Maybe it is differentiated because search engines can reach only about 16% of the web.  It is a shame, because there is 400-550 more times the public information on the deep web.  To conclude, I surmise that the deep web is not inaccessible, just not randomly searched.  People who use the deep web know where they're going and so don't google it.  Though I could be wrong.

Web Search Engines: part 1 /David Hawking

The premise here is that web search engines provide high quality information quickly. They cannot and should not attempt to index the web in its entirety. Indexing begins with a "seed" Url.   The search engine can then search inside the seed (ex: topics within wikipedia).
Different search computers search different areas, and forward search requests to the machines that are assigned it.  They also make sure that web browsers are not overwhelmed with requests by adding a politeness delay to make sure each request goes in 1 at a time. 
Robots do not-recrawl over all the web.


Web search Engines part 2/David Hawking

The vocabulary of the web includes many languages, including new words specific to internet culture, and also includes misspellings and grammatical errors.
Most queries are 2 words long.

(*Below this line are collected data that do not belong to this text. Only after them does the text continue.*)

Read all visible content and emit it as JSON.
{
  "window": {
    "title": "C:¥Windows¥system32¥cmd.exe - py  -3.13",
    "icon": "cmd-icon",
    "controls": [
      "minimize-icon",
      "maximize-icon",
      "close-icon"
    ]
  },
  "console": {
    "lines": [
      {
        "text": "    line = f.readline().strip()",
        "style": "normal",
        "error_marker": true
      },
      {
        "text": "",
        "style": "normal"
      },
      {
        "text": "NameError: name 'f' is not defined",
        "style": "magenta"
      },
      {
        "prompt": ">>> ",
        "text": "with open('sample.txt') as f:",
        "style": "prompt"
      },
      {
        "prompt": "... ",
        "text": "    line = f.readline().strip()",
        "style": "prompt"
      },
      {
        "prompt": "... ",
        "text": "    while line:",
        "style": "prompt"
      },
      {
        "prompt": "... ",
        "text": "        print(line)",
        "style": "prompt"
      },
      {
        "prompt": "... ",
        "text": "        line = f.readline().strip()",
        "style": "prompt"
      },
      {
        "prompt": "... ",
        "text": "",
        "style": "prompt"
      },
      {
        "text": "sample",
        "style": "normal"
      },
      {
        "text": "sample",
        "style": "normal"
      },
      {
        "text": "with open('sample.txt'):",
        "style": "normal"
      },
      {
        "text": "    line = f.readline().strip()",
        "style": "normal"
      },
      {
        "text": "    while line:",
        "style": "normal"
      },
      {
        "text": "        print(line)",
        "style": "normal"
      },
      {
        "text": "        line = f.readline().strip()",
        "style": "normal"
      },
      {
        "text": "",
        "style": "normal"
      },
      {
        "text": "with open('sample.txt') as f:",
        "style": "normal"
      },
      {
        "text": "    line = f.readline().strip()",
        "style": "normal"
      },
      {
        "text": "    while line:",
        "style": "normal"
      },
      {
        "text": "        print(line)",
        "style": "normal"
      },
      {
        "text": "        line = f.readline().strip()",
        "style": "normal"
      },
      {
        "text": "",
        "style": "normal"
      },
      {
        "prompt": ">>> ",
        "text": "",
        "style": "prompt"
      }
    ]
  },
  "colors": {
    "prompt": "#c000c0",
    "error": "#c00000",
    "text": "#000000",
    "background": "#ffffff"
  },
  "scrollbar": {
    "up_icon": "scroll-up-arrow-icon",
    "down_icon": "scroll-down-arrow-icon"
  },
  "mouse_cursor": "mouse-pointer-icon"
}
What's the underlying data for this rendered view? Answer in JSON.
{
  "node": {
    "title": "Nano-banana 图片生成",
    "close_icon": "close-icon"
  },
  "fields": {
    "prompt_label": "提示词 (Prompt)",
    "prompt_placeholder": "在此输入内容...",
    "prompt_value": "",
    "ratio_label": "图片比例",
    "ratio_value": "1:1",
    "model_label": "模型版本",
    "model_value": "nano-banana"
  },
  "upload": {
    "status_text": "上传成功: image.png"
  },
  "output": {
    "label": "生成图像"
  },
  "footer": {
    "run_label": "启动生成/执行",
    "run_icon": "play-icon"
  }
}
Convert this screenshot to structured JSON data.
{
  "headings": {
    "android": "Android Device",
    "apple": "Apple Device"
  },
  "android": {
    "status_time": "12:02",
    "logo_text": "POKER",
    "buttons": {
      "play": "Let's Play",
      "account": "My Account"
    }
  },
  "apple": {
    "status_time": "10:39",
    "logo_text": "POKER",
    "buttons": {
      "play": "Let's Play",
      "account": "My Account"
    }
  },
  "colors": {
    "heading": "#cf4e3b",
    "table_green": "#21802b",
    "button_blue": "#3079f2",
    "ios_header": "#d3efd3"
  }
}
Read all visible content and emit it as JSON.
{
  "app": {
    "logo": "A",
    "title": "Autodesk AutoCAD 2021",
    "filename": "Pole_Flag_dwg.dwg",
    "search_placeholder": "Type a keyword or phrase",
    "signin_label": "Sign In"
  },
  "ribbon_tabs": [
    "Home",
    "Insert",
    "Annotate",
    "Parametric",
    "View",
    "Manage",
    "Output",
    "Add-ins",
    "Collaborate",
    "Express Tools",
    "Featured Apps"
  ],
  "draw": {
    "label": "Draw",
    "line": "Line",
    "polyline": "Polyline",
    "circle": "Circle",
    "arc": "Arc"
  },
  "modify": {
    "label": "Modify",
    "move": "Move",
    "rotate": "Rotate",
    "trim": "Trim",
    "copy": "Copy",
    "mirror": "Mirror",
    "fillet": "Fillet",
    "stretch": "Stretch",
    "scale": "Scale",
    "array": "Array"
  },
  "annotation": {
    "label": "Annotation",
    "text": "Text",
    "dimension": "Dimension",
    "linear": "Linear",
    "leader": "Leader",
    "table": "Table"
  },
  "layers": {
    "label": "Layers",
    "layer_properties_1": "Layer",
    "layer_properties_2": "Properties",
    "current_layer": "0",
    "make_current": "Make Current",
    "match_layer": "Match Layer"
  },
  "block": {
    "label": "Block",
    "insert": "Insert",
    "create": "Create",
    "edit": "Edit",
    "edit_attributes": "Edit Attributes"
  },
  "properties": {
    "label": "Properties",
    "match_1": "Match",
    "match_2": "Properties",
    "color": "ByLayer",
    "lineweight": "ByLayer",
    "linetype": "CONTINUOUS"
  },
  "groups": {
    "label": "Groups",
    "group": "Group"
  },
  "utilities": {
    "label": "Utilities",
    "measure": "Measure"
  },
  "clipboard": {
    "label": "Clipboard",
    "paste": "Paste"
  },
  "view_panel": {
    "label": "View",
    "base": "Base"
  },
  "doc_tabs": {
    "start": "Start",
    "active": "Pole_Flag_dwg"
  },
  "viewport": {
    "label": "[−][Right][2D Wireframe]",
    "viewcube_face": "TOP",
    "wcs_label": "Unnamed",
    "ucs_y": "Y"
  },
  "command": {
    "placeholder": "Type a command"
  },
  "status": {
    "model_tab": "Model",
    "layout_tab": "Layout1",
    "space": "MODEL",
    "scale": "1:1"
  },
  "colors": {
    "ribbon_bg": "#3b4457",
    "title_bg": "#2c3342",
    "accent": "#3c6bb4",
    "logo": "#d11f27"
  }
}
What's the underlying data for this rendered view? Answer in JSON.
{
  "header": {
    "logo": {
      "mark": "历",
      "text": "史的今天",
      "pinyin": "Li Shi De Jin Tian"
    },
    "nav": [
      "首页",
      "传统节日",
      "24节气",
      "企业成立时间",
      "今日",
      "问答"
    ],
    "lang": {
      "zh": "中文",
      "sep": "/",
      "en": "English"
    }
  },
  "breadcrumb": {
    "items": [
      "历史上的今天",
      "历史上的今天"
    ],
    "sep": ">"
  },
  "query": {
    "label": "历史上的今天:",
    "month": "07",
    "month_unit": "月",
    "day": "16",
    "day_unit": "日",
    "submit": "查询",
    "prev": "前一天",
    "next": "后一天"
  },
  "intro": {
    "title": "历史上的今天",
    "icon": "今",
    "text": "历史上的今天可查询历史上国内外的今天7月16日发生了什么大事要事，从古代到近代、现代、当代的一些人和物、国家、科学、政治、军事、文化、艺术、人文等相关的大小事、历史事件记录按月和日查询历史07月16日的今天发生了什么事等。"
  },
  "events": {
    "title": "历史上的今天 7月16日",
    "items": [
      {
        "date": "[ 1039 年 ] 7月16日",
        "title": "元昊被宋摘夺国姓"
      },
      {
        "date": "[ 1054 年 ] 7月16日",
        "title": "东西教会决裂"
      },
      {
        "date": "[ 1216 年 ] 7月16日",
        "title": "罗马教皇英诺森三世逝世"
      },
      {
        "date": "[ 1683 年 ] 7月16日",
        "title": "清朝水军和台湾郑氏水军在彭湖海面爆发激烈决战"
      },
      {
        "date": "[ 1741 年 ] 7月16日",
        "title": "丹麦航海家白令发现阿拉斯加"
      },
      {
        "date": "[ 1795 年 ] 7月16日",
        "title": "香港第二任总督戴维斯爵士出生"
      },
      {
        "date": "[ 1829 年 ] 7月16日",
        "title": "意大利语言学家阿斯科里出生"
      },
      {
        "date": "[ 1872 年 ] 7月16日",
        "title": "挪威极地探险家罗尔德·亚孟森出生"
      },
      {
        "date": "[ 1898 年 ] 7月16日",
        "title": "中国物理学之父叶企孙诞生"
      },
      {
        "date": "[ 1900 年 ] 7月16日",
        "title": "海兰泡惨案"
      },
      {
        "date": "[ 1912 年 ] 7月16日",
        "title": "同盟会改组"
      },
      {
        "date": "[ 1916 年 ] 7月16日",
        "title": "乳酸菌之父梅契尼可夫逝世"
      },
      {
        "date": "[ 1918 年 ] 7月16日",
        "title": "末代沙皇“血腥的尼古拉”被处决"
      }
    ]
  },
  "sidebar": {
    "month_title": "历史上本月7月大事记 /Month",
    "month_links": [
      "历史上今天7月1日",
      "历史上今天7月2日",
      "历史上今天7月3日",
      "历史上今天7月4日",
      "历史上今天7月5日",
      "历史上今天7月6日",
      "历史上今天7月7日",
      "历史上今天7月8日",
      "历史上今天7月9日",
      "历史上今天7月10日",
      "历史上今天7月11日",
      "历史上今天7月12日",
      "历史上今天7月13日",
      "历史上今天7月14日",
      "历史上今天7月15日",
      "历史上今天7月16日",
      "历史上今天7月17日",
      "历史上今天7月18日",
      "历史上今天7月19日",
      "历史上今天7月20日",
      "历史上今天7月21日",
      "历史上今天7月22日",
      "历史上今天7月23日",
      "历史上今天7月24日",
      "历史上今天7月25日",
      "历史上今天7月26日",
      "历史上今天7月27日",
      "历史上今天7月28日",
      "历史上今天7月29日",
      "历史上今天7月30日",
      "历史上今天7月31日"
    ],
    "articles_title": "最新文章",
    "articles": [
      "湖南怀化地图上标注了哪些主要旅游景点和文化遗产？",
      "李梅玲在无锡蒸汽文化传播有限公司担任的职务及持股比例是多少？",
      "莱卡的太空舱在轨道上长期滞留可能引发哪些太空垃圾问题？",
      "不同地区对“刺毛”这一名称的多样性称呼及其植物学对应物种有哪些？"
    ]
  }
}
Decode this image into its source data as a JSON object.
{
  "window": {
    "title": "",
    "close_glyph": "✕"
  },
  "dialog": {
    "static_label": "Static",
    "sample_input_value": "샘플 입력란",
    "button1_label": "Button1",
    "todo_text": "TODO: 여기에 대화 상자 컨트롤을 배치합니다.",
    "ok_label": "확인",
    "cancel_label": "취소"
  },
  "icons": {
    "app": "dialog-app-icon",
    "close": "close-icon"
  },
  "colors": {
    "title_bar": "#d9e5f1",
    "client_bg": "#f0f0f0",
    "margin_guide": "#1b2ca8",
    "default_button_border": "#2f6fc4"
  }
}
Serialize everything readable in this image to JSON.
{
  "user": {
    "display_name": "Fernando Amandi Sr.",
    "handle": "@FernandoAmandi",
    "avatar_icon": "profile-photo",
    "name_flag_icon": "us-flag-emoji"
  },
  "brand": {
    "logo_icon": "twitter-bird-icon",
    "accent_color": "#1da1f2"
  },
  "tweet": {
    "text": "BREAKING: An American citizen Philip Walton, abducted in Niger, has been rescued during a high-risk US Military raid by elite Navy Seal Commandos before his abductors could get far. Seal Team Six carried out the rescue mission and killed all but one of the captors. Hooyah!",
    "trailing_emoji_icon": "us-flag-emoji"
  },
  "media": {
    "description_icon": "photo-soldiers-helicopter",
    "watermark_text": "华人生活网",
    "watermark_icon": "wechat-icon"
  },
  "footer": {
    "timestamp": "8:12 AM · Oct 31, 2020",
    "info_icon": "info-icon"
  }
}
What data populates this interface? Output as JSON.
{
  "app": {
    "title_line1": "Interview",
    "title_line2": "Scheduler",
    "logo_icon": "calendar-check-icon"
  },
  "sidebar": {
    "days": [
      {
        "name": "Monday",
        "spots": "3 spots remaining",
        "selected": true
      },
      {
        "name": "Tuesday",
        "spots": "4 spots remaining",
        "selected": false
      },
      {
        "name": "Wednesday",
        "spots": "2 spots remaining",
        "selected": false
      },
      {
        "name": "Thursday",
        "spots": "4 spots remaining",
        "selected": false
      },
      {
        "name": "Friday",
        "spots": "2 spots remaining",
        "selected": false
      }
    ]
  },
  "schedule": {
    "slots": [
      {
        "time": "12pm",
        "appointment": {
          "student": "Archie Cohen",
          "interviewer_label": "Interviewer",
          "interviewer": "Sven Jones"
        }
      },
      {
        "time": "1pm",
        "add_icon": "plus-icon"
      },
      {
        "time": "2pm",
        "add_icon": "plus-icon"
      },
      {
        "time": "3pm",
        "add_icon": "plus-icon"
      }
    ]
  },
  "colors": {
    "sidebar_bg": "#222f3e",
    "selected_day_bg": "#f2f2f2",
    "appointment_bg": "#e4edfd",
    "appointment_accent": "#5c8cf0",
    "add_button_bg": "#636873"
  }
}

All query searches include all query words.
Search engines have strategies to speed up searches: they can skip, make lists of decreasing value, assign number scores according to their decreasing value.  They can cache: pre-store anticipate search answers.

OAI Protocol for Metadata harvesting: 
I think this about metadata and steps taken to be able to comprehensively search it?  Seriously, I'm lost.

Muddiest Point: Is there something I'm missing about the deep web?  Why is it not linked to search engines?
Could someone explain OAI to me in simple language?

2 comments:

jean said...

I liked the deep web article as well. It seems crazy that search engines reach only a small percentage of the web; I guess I always get so many results from my searches, that it sort of boggles my mind to think about how much more is out there that didn't show up in my results.

bkd10 said...

I was lost also on the article about metadata, hopefully some more reading will help make it clearer.